Label Libel
by Carolyn Bennett, Canadian Minister of State
Marshall McLuhan was an important Canadian scholar. He invented the idea of the “global village” and observed that the “medium was the message.” He was very critical of “label libel.” Prejudice gets in the way of people seeing actions and words clearly. Once one is labeled, assumptions get made. It does seem unfair that once one is stuck with a label such as “bully” or “brain,” all of one’s actions and words get judged differently. Even other labels such as race, religion, and sexual orientation can affect the way people deal with one another. Barack Obama is a black candidate. Hillary Clinton is a female candidate. For some, everything he says and does is attributed to his race; everything she says and does is because she is a woman. They have many other characteristics, but they are assumed to have all of the characteristics of their “label.” Label libel.

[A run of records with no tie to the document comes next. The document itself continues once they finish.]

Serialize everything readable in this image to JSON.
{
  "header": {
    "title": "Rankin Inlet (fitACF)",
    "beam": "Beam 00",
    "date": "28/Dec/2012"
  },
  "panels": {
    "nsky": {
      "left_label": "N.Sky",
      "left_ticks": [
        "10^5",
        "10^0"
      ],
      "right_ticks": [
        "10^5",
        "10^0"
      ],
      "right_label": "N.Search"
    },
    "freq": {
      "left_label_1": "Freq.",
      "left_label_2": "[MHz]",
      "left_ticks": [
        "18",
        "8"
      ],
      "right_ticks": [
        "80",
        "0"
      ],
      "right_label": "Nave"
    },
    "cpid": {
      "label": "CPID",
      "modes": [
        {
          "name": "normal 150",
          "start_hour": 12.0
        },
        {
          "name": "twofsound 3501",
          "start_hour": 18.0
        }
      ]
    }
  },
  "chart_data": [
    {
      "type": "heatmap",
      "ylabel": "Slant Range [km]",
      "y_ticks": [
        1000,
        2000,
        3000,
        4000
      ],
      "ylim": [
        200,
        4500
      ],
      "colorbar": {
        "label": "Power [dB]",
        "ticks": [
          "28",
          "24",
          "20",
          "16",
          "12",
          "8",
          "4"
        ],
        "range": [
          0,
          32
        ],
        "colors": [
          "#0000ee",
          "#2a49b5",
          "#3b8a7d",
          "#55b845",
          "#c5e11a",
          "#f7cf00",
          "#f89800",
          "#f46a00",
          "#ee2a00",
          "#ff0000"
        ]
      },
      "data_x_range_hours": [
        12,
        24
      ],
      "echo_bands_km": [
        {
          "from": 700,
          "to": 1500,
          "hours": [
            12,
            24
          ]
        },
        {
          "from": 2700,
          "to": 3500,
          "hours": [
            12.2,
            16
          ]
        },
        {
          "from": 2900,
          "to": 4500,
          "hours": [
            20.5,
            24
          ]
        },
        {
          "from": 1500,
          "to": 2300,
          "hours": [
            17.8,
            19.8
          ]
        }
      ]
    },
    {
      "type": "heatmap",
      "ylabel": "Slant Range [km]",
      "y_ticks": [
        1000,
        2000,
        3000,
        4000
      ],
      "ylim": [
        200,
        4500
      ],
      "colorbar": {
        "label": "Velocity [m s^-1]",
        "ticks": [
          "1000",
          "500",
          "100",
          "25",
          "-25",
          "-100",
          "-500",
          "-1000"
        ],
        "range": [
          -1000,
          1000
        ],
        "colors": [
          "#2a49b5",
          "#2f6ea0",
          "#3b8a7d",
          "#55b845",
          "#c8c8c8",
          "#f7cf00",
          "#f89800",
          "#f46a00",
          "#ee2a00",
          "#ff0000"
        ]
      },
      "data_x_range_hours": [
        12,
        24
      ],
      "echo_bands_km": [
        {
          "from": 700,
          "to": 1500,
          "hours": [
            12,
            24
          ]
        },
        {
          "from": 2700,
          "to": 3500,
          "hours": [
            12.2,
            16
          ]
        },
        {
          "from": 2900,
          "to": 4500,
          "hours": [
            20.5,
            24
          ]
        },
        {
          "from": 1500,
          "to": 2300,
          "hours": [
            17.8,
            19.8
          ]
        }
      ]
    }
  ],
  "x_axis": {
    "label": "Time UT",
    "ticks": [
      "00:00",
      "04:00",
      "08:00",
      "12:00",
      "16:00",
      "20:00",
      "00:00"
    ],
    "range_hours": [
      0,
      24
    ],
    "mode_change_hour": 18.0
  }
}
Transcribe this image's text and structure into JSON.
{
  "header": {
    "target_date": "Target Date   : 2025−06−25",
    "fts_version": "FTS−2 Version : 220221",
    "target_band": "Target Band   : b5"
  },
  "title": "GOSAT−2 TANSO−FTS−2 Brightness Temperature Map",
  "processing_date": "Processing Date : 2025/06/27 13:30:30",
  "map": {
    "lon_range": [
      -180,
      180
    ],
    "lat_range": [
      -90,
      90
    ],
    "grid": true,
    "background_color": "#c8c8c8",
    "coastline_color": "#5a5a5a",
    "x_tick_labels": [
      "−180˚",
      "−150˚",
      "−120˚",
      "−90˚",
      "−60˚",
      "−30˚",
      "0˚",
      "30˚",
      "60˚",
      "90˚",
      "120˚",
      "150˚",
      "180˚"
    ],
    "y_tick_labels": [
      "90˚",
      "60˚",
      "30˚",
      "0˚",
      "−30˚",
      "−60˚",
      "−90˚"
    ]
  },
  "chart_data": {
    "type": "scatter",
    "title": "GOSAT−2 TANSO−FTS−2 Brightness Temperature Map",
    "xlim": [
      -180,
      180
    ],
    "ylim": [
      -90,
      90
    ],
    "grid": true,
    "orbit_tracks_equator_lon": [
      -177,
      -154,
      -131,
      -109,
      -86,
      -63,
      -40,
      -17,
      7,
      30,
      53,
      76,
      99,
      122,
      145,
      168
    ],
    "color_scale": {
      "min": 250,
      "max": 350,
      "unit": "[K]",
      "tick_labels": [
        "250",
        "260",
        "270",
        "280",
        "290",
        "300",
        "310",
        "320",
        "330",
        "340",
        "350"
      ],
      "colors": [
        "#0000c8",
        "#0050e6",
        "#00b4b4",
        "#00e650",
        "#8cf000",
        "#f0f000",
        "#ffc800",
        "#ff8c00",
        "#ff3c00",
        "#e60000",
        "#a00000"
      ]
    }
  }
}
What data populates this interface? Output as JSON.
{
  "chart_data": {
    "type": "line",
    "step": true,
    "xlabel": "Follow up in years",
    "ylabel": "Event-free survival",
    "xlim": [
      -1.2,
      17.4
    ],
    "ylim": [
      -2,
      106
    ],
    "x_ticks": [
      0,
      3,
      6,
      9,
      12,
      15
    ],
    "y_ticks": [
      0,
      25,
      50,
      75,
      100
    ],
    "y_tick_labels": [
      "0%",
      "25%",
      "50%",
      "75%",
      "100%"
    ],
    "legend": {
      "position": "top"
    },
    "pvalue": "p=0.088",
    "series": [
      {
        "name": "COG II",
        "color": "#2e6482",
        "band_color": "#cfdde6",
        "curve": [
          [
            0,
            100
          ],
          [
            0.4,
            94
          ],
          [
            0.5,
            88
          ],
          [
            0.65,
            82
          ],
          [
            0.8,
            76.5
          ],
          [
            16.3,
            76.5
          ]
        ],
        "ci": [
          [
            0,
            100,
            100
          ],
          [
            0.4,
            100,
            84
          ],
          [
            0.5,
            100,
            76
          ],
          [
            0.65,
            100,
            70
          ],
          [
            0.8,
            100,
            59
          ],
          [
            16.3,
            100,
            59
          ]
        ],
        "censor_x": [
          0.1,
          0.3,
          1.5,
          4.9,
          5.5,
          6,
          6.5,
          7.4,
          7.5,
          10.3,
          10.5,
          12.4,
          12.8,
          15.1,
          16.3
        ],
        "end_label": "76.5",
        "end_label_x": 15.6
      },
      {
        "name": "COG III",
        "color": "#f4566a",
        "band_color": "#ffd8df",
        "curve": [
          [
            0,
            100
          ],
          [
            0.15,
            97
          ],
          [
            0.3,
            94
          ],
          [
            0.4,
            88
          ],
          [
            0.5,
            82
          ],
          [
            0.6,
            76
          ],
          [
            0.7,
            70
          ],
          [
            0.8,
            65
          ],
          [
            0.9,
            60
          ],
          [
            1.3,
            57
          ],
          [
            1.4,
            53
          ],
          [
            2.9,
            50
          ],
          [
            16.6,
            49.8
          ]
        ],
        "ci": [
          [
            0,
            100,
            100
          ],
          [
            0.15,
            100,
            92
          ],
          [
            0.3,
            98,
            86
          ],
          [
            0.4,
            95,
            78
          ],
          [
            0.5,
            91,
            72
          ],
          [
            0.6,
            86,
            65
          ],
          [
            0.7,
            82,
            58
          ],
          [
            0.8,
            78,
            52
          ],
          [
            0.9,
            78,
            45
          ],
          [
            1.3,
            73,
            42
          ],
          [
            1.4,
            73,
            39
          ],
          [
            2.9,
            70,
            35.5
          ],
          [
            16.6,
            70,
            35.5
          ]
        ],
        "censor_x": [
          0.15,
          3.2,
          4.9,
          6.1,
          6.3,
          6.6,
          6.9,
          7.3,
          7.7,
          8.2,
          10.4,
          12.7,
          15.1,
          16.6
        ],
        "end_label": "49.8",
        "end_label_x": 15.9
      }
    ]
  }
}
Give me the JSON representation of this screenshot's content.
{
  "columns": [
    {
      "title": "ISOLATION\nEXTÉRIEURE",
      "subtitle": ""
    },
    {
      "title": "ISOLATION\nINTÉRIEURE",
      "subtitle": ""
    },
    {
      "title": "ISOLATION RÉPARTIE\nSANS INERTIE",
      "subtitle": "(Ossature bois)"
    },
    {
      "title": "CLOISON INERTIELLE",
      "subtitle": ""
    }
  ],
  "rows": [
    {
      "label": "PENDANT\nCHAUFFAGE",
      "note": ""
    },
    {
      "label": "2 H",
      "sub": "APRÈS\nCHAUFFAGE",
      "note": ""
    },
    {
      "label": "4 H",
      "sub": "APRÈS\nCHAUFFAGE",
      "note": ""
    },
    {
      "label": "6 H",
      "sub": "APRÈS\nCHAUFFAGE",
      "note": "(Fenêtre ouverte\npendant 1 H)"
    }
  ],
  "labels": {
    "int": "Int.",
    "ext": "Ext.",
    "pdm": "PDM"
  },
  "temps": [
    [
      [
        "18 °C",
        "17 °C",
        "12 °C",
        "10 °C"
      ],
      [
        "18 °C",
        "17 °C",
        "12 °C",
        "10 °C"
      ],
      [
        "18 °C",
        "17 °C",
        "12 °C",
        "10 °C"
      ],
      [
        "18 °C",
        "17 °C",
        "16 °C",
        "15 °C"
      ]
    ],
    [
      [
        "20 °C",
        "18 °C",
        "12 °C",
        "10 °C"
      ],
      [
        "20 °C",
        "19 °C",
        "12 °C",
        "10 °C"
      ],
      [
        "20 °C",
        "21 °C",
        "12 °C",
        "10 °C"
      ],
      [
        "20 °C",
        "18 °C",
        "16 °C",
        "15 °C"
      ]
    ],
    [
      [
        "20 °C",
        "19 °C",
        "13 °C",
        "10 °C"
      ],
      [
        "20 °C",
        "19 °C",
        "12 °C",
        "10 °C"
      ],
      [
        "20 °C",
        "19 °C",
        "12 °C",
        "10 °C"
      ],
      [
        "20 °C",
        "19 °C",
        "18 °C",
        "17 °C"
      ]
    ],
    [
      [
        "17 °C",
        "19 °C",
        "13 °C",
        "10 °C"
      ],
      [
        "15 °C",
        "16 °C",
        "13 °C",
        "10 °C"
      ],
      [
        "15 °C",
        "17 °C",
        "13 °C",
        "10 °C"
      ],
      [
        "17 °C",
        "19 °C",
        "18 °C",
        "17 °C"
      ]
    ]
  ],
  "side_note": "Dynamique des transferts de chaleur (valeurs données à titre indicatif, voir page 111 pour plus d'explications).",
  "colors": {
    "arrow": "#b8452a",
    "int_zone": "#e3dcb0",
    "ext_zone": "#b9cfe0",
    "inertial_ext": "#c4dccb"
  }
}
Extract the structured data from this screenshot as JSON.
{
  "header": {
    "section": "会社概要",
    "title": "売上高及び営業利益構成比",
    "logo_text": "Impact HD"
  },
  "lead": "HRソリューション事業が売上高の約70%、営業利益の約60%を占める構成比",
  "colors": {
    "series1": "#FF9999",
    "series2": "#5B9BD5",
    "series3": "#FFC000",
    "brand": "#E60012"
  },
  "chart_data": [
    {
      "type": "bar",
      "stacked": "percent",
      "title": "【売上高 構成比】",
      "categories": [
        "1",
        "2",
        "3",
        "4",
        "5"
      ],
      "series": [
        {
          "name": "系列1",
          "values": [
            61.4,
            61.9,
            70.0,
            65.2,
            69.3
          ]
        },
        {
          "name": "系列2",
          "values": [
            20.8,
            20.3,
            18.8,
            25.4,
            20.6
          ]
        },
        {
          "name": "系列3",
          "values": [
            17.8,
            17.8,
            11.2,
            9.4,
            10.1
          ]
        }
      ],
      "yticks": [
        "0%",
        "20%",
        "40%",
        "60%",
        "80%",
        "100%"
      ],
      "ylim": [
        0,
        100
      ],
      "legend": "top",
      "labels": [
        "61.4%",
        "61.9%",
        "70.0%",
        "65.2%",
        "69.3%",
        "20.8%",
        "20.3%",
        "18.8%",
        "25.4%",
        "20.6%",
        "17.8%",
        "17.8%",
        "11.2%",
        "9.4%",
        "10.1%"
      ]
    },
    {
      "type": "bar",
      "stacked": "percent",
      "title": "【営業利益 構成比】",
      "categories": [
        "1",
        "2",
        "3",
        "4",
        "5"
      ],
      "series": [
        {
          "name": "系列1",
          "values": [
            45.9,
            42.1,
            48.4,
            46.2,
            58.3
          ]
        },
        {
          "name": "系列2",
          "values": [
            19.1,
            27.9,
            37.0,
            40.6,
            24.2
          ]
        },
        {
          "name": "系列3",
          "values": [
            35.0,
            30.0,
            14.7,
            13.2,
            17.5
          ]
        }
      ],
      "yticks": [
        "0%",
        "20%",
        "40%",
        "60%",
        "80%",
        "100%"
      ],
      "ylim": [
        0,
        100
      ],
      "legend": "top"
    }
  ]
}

In Canada, we have just had a terrible example of this kind of label libel and discrimination. Canada has one of the lowest organ donation rates in the industrialized world. Over 4,000 Canadians are on the waiting lists for organ transplantation. Approximately 5 Canadians die every week while waiting for an organ donation. Organ donation is indeed the gift of life.
Yet the government of Canada has just released a set of rules that will mean that gay men would be unable to donate their kidneys, bone marrow, or corneasjust because they are gay.
This means that partners in a same-sex couple who have been faithful to one another for a very long time would be unable to donate, while a heterosexual person with multiple sexual partners is not excluded. They call the rules “Exclusionary Criteria.” It sounds like discrimination to me.
Gary Levy, head of Toronto University’s transplant programme, told CBC News that 7 out of every 100 potential donors could be excluded.
The Minister of Health for the province of Ontario, George Smitherman, is fighting the new rules. He said in a letter to Xtra in Toronto, “As a gay man who proudly carries every tissue and organ donation card I have ever received in my wallet, I was outraged by Health Canada’s new organ donation regulation.” He continues, “Quite simply targeting gay men is ludicrous and ridiculous. As Ontario’s Minister of Health I find the new regulations that single out a particular group irrelevant, ignorant and impractical. ... Let’s be clear: Gay men can and should still continue to sign their organ donor cards and give the gift of life. I will continue to do so.”
It is important that all of us recognize prejudice in all its forms, even when authorities say it’s for our own good.
It is even more important that each of us recognize “label libel” within ourselves. We must make sure we judge every comment and every action on its own merits. As girls, visible minorities, jocks, LGBTs, whatever, we want others to see us for what we do and say. We need to set the example of eliminating label libel, prejudice, and discrimination.